My Four Year Experiment With Conversant

It seems like yesterday, but it was in fact four years ago this month that I started switching over all my web sites to use Conversant. For the first five years of maintaining my web sites I just used an FTP client and then, later, Dreamweaver, both of which were very limited.

The main thing that attracted me to Conversant was that it was completely browser-based and that it was a full-fledge CMS/groupware software rather than just another blogging tool.

Four years later, Macrobyte has added a number of essential features to the system that I had no idea I even needed at the time. The single biggest was the addition of custom fields in combination with conditional macros.

As far as custom fields, a lot of blogging and other CMS software today lets users catagorize posts or stories, but I have yet to see one that does it half as cleanly as Conversant does. My animal rights site, for example, currently has almost 1,000 categories that stories and other posts can be assigned to. I’ve played around with most of the other software that other people use to manage their sites and have yet to find one that could scale categorization to that level (by the end of the year, I will have close to 3,000 categories across all of my sites).

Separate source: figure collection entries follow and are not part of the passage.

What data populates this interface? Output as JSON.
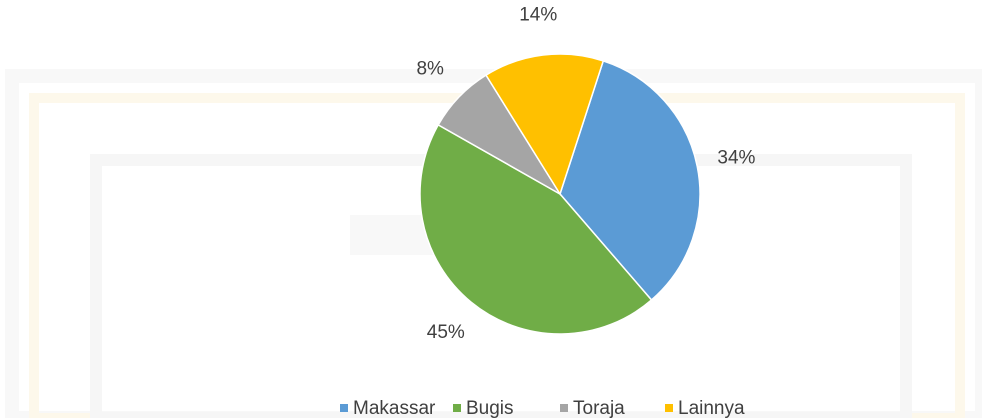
{
  "chart_data": {
    "type": "pie",
    "categories": [
      "Makassar",
      "Bugis",
      "Toraja",
      "Lainnya"
    ],
    "values": [
      34,
      45,
      8,
      14
    ],
    "value_labels": [
      "34%",
      "45%",
      "8%",
      "14%"
    ],
    "colors": [
      "#5b9bd5",
      "#70ad47",
      "#a5a5a5",
      "#ffc000"
    ],
    "legend": "bottom"
  }
}
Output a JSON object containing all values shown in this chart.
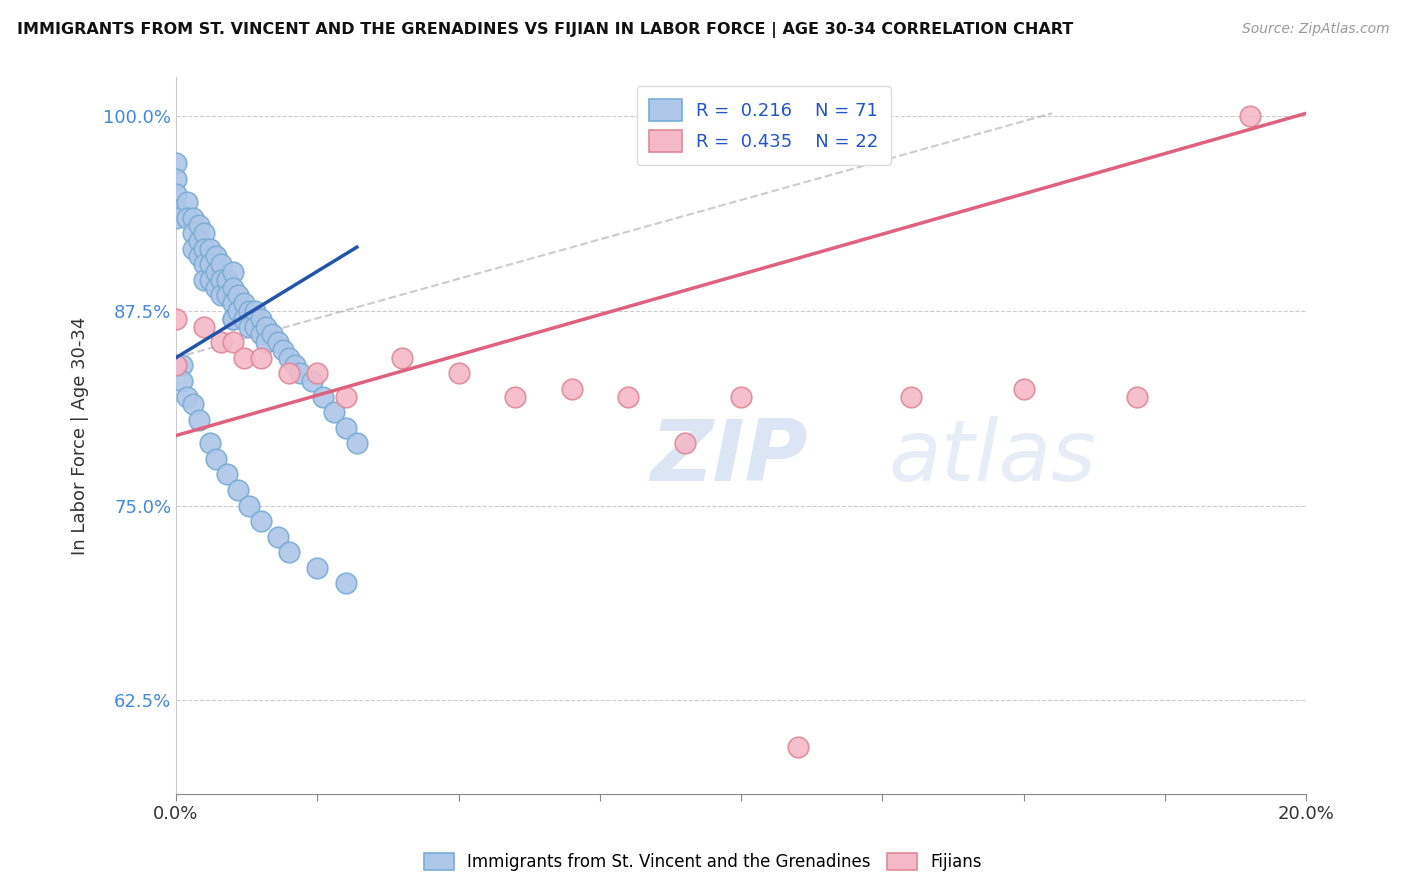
{
  "title": "IMMIGRANTS FROM ST. VINCENT AND THE GRENADINES VS FIJIAN IN LABOR FORCE | AGE 30-34 CORRELATION CHART",
  "source": "Source: ZipAtlas.com",
  "ylabel": "In Labor Force | Age 30-34",
  "xlim": [
    0.0,
    0.2
  ],
  "ylim": [
    0.565,
    1.025
  ],
  "yticks": [
    0.625,
    0.75,
    0.875,
    1.0
  ],
  "ytick_labels": [
    "62.5%",
    "75.0%",
    "87.5%",
    "100.0%"
  ],
  "xtick_labels": [
    "0.0%",
    "20.0%"
  ],
  "legend_R1": "0.216",
  "legend_N1": "71",
  "legend_R2": "0.435",
  "legend_N2": "22",
  "blue_color": "#aec6e8",
  "blue_edge": "#7aadd4",
  "blue_line_color": "#2255aa",
  "pink_color": "#f4b8c8",
  "pink_edge": "#e08898",
  "pink_line_color": "#e06080",
  "dashed_color": "#aaaaaa",
  "watermark_color": "#d0dff0",
  "background_color": "#ffffff",
  "blue_line_x": [
    0.0,
    0.032
  ],
  "blue_line_y": [
    0.845,
    0.916
  ],
  "pink_line_x": [
    0.0,
    0.2
  ],
  "pink_line_y": [
    0.795,
    1.002
  ],
  "dashed_line_x": [
    0.0,
    0.155
  ],
  "dashed_line_y": [
    0.845,
    1.002
  ],
  "blue_x": [
    0.0,
    0.0,
    0.0,
    0.0,
    0.0,
    0.002,
    0.002,
    0.003,
    0.003,
    0.003,
    0.004,
    0.004,
    0.004,
    0.005,
    0.005,
    0.005,
    0.005,
    0.006,
    0.006,
    0.006,
    0.007,
    0.007,
    0.007,
    0.008,
    0.008,
    0.008,
    0.009,
    0.009,
    0.01,
    0.01,
    0.01,
    0.01,
    0.01,
    0.011,
    0.011,
    0.012,
    0.012,
    0.013,
    0.013,
    0.014,
    0.014,
    0.015,
    0.015,
    0.016,
    0.016,
    0.017,
    0.018,
    0.019,
    0.02,
    0.021,
    0.022,
    0.024,
    0.026,
    0.028,
    0.03,
    0.032,
    0.001,
    0.001,
    0.002,
    0.003,
    0.004,
    0.006,
    0.007,
    0.009,
    0.011,
    0.013,
    0.015,
    0.018,
    0.02,
    0.025,
    0.03
  ],
  "blue_y": [
    0.97,
    0.96,
    0.95,
    0.94,
    0.935,
    0.945,
    0.935,
    0.935,
    0.925,
    0.915,
    0.93,
    0.92,
    0.91,
    0.925,
    0.915,
    0.905,
    0.895,
    0.915,
    0.905,
    0.895,
    0.91,
    0.9,
    0.89,
    0.905,
    0.895,
    0.885,
    0.895,
    0.885,
    0.9,
    0.89,
    0.88,
    0.87,
    0.87,
    0.885,
    0.875,
    0.88,
    0.87,
    0.875,
    0.865,
    0.875,
    0.865,
    0.87,
    0.86,
    0.865,
    0.855,
    0.86,
    0.855,
    0.85,
    0.845,
    0.84,
    0.835,
    0.83,
    0.82,
    0.81,
    0.8,
    0.79,
    0.84,
    0.83,
    0.82,
    0.815,
    0.805,
    0.79,
    0.78,
    0.77,
    0.76,
    0.75,
    0.74,
    0.73,
    0.72,
    0.71,
    0.7
  ],
  "pink_x": [
    0.0,
    0.0,
    0.005,
    0.008,
    0.01,
    0.012,
    0.015,
    0.02,
    0.025,
    0.03,
    0.04,
    0.05,
    0.06,
    0.07,
    0.08,
    0.09,
    0.1,
    0.11,
    0.13,
    0.15,
    0.17,
    0.19
  ],
  "pink_y": [
    0.87,
    0.84,
    0.865,
    0.855,
    0.855,
    0.845,
    0.845,
    0.835,
    0.835,
    0.82,
    0.845,
    0.835,
    0.82,
    0.825,
    0.82,
    0.79,
    0.82,
    0.595,
    0.82,
    0.825,
    0.82,
    1.0
  ]
}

Categorization is a good start, but Conversant’s template and conditional macro system really ties everything together and lets me do some very cool things. A lot of blog software that features categorization, for example, basically lets you categorize posts and then spits out what are essentially filtered views of the blog showing only the posts assigned to a specific category. Conversant can do that, but using templates I can output pretty much any view of the underlying posts that I want (I prefer just article titles with links such as in this page).

Conversant also lets me do a lot of things beyond simply aggregating related stories. Using conditional arguments, I can tell Conversant that if I’ve assigned Category A to a post that it should use a different stylesheet or use an entirely different template than the rest of the stories on the site.

I can also automate a lot of processes without having to run to Macrobyte with a feature request for every little thing. On some category pages, for example, I like to run right-hand sidebars with links to other sites. All I had to do for that was add a Sidebar custom field that defaults to “No.” If a category page has a Sidebar I just check “Yes”. Using a conditional macro, the site template checks this field and if it is set to “Yes” inserts the sidebar I’ve set up (I won’t go into the details about how it knows what to put in the sidebar, but it is pretty easy to implement).

All-in-all, Conversant still amazes me with the amount of power it has under the hood and how fast it runs given how much of each page is dynamically generated and some pages can have literally dozens of conditional statements that need to be evaluated in order to decide exactly which content to display.

Don’t take my word for it, though, go to Free-Conversant.Com, get a free account and kick the tires.